Real-time Obstacle Avoidance of Hovercraft Based on Follow the Gap with Dynamic Window Approach

摘要

Considering the high-speed hovercraft navigation safety and its complicated maneuvering and control performance, it is necessary to study the real-time obstacle avoidance combined with the hovercraft dynamics performance. This paper introduced an improved Follow the Gap Method (FGM) with dynamic window approach (DWA) considering the real-time hovercraft dynamic performance to avoid obstacles. The traditional DWA is used to find an appropriate velocity, that is the vehicle selects the possible velocity in the admissible velocity space to avoid collision during a specific time interval. And then choose the most appropriate velocity by using an objective function.

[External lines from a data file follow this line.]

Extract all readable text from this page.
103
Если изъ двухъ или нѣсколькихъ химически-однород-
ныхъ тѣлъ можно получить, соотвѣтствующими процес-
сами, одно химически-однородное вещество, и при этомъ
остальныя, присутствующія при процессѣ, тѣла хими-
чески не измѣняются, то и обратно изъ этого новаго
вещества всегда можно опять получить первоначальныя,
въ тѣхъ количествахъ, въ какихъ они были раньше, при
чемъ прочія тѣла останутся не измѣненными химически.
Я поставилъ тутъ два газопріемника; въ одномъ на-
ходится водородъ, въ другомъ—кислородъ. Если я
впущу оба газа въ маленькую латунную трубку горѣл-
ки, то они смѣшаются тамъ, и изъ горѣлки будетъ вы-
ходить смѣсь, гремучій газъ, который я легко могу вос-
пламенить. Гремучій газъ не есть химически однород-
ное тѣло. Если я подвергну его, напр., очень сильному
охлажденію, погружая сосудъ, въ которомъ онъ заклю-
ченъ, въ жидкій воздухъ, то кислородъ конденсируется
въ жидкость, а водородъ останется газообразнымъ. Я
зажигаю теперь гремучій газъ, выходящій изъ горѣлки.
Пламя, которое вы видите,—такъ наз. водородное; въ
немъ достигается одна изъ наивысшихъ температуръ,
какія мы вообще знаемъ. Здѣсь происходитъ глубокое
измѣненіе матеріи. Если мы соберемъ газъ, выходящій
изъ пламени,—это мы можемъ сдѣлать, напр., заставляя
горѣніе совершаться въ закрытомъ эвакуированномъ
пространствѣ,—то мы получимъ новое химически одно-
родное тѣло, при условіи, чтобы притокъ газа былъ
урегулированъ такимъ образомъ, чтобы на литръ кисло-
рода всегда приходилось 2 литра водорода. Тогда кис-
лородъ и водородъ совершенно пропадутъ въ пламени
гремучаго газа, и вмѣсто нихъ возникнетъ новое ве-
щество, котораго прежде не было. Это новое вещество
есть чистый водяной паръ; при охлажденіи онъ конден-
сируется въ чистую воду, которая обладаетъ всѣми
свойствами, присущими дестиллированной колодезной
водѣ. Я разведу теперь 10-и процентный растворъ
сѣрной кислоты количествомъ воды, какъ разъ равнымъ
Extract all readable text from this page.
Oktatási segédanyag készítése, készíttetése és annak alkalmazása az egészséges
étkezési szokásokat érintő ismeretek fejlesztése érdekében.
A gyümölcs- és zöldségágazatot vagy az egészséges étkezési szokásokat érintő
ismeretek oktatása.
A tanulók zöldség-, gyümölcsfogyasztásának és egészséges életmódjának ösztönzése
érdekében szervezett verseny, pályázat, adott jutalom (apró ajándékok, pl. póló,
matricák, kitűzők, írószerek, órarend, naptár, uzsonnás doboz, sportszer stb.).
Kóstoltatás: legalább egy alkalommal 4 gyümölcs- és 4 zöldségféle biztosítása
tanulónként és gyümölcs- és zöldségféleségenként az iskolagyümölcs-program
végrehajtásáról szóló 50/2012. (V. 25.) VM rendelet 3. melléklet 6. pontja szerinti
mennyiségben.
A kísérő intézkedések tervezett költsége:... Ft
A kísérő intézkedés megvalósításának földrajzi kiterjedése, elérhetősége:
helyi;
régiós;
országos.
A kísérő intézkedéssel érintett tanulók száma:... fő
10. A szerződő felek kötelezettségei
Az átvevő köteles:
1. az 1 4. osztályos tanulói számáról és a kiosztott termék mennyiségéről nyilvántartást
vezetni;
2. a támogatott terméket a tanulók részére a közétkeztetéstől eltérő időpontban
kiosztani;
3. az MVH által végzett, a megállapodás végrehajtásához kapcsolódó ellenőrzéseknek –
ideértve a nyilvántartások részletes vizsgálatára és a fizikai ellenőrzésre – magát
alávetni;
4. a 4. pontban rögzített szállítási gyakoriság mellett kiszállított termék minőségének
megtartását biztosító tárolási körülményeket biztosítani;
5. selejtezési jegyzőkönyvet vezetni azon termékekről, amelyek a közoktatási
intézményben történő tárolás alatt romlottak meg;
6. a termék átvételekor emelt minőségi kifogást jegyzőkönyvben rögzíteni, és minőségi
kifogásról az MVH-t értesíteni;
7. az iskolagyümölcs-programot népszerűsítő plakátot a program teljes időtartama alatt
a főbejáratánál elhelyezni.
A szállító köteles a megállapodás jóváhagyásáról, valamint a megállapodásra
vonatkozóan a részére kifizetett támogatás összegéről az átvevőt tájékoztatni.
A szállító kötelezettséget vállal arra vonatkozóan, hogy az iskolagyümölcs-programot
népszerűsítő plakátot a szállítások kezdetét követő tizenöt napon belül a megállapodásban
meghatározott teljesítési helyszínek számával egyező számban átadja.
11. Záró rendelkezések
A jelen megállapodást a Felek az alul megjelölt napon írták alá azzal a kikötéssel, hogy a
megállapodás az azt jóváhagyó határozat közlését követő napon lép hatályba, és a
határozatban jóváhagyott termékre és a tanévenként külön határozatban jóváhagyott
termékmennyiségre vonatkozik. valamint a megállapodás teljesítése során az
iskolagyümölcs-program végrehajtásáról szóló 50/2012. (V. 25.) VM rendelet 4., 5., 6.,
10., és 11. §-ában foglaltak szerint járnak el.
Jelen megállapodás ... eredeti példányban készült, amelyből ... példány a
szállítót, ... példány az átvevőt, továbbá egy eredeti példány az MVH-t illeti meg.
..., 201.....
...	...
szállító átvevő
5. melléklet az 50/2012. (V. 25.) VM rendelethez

In addition, this method mostly applies in vehicles with first-order nonholonomic constraints such as automobile and has the problem of performance decline applying in hovercraft. For the improved DWA applied on hovercraft, the acceleration and deceleration limits are added to the algorithm and the influence of the choice of heading angle during collision avoidance process is more emphasized. In this paper, follow the gap method is used to find reference heading angle. FGM aims to find the optimal command angle by selecting maximum gap in hovercraft's view and combining the maximum gap center azimuth with goal azimuth using a heuristic and fusing function. Traditional FGM has the problem of calculating difficulties in nonholonomic constraints and ignoring the working scope of radar. The improved FGM addresses these problems by restricting rudder angle and classifying the obstacles. In this way, the collision avoidance goal is achieved by properly guiding the heading angle and leading an accessible velocity. Effectiveness of this combined algorithm as well as the parameter regulation strategy is verified on a dynamic simulative model of hovercraft.